Walking into the showroom, visitors see a wooden “one-second time machine,” a human-sized friendship bracelet and ruffled wings.
The “Interwoven: Fiber Arts and Soft Sculpture” exhibit, in the Visual Arts Center, will be on display through Oct. 25. Two rooms showcase 15 students’ pieces taught by Beili Liu, a studio art professor.
“Largely, the intent of the course was to really push the balance of what people think of as fiber art,” said Fionayuko Forbes, curator and artist featured in the exhibit. “We were thinking a lot about fiber as materiality, and soft sculpture as an extension of what fiber arts can be.”
Although identified as soft sculpture, some pieces made of stone and wood are the opposite of what visitors expect. Studio arts senior Forbes said the definition of softness sometimes comes from the method of crafting the piece and the meaning behind it.

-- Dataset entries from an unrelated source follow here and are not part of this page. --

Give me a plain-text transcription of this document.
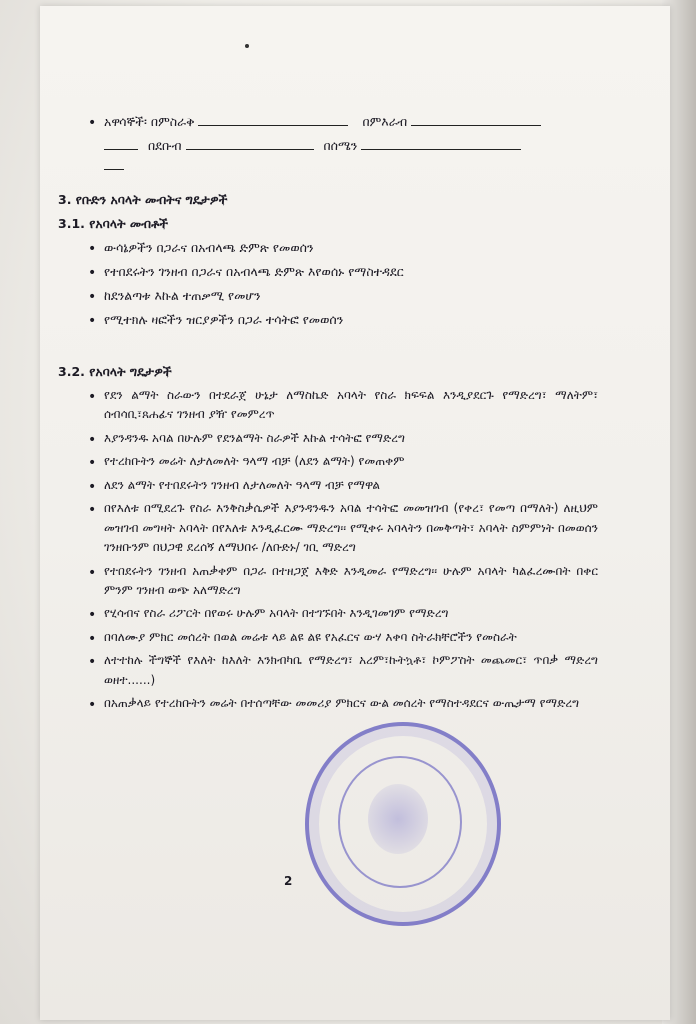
• አዋሳኞች፡ በምስራቅ	በምእራብ
በደቡብ	በሰሜን
3. የቡድን አባላት መብትና ግዴታዎች
3.1. የአባላት መብቶች
• ውሳኔዎችን በጋራና በአብላጫ ድምጽ የመወሰን
• የተበደሩትን ገንዘብ በጋራና በአብላጫ ድምጽ እየወሰኑ የማስተዳደር
• ከደንልጣቱ እኩል ተጠቃሚ የመሆን
• የሚተክሉ ዛፎችን ዝርያዎችን በጋራ ተሳትፎ የመወሰን
3.2. የአባላት ግዴታዎች
• የደን ልማት ስራውን በተደራጀ ሁኔታ ለማስኬድ አባላት የስራ ክፍፍል እንዲያደርጉ የማድረግ፣ ማለትም፣ ሰብሳቢ፣ጸሐፊና ገንዘብ ያዥ የመምረጥ
• እያንዳንዱ አባል በሁሉም የደንልማት ስራዎች እኩል ተሳትፎ የማድረግ
• የተረከቡትን መሬት ለታለመለት ዓላማ ብቻ (ለደን ልማት) የመጠቀም
• ለደን ልማት የተበደሩትን ገንዘብ ለታለመለት ዓላማ ብቻ የማዋል
• በየእለቱ በሚደረጉ የስራ እንቅስቃሴዎች እያንዳንዱን አባል ተሳትፎ መመዝገብ (የቀረ፣ የመጣ በማለት) ለዚህም መዝገብ መግዛት አባላት በየእለቱ እንዲፈርሙ ማድረግ፡፡ የሚቀሩ አባላትን በመቅጣት፣ አባላት ስምምነት በመወሰን ገንዘቡንም በህጋዊ ደረሰኝ ለማህበሩ /ለቡድኑ/ ገቢ ማድረግ
• የተበደሩትን ገንዘብ አጠቃቀም በጋራ በተዘጋጀ እቅድ እንዲመራ የማድረግ፡፡ ሁሉም አባላት ካልፈረሙበት በቀር ምንም ገንዘብ ወጭ አለማድረግ
• የሂሳብና የስራ ሪፖርት በየወሩ ሁሉም አባላት በተገኙበት እንዲገመገም የማድረግ
• በባለሙያ ምክር መሰረት በወል መሬቱ ላይ ልዩ ልዩ የአፈርና ውሃ እቀባ ስትራክቸሮችን የመስራት
• ለተተከሉ ችግኞች የእለት ከእለት እንክብካቤ የማድረግ፣ አረም፣ኩትኳቶ፣ ኮምፖስት መጨመር፣ ጥበቃ ማድረግ ወዘተ......)
• በአጠቃላይ የተረከቡትን መሬት በተሰጣቸው መመሪያ ምክርና ውል መሰረት የማስተዳደርና ውጤታማ የማድረግ
2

“(Pieces in the exhibit) may not be soft to the touch necessarily,” Forbes said. “The way of making (the sculptures was) done with softness and memory in mind. Each artist pushed their ideas of what a fiber (is) or what a soft sculpture was in their own way.”
UT alumna Mary Fluitt, who majored in studio art, created her piece, rust-colored wearable wings covered in ruffles, by taking apart a second-hand church dress at the seams.
“I wanted to start with something modest, full coverage and very feminine,” Fluitt said. “I wanted to turn it into the antithesis of what it originally was. … I was thinking a lot about the ideas of modesty and femininity and being confined. I wanted to flip those on their heads.”
As the piece grew, Fluitt said her intention changed. Now, instead of expressing the opposite of the original material, she worked towards redefining femininity and masculinity.
“They’re very societal terms, there isn’t a super clear definition all the time of what makes something feminine, what makes something masculine,” Fluitt said. “I was trying to find nuance in that: Something can be feminine, but can also be very strong, and can also be pride(ful).
Near Fluitt’s piece hangs a tall, colorfully woven friendship bracelet, demonstrating the “distinctly feminine art of weaving,” Kate Phillips, artist and studio art junior, said in a statement. During the work’s first presentation, Phillips invited friends to tie their own knots into the bracelet.
“This immediately restored the work for me, I gave it back its purpose,” Phillips said. “All the knots I tied myself mean nothing compared to the ones my friends added in.”
Every piece in the exhibit tells a story, and for Forbes, even the arrangement of the exhibit expands the experience.
“We were thinking a lot about the flow and how to get people to walk through when you think of sculpture(s) and physical forms of art,” Forbes said. “There’s a lot to do with the way that you look at it. The way that you’re standing in place changes what you’re noticing and how you’re interacting with it.”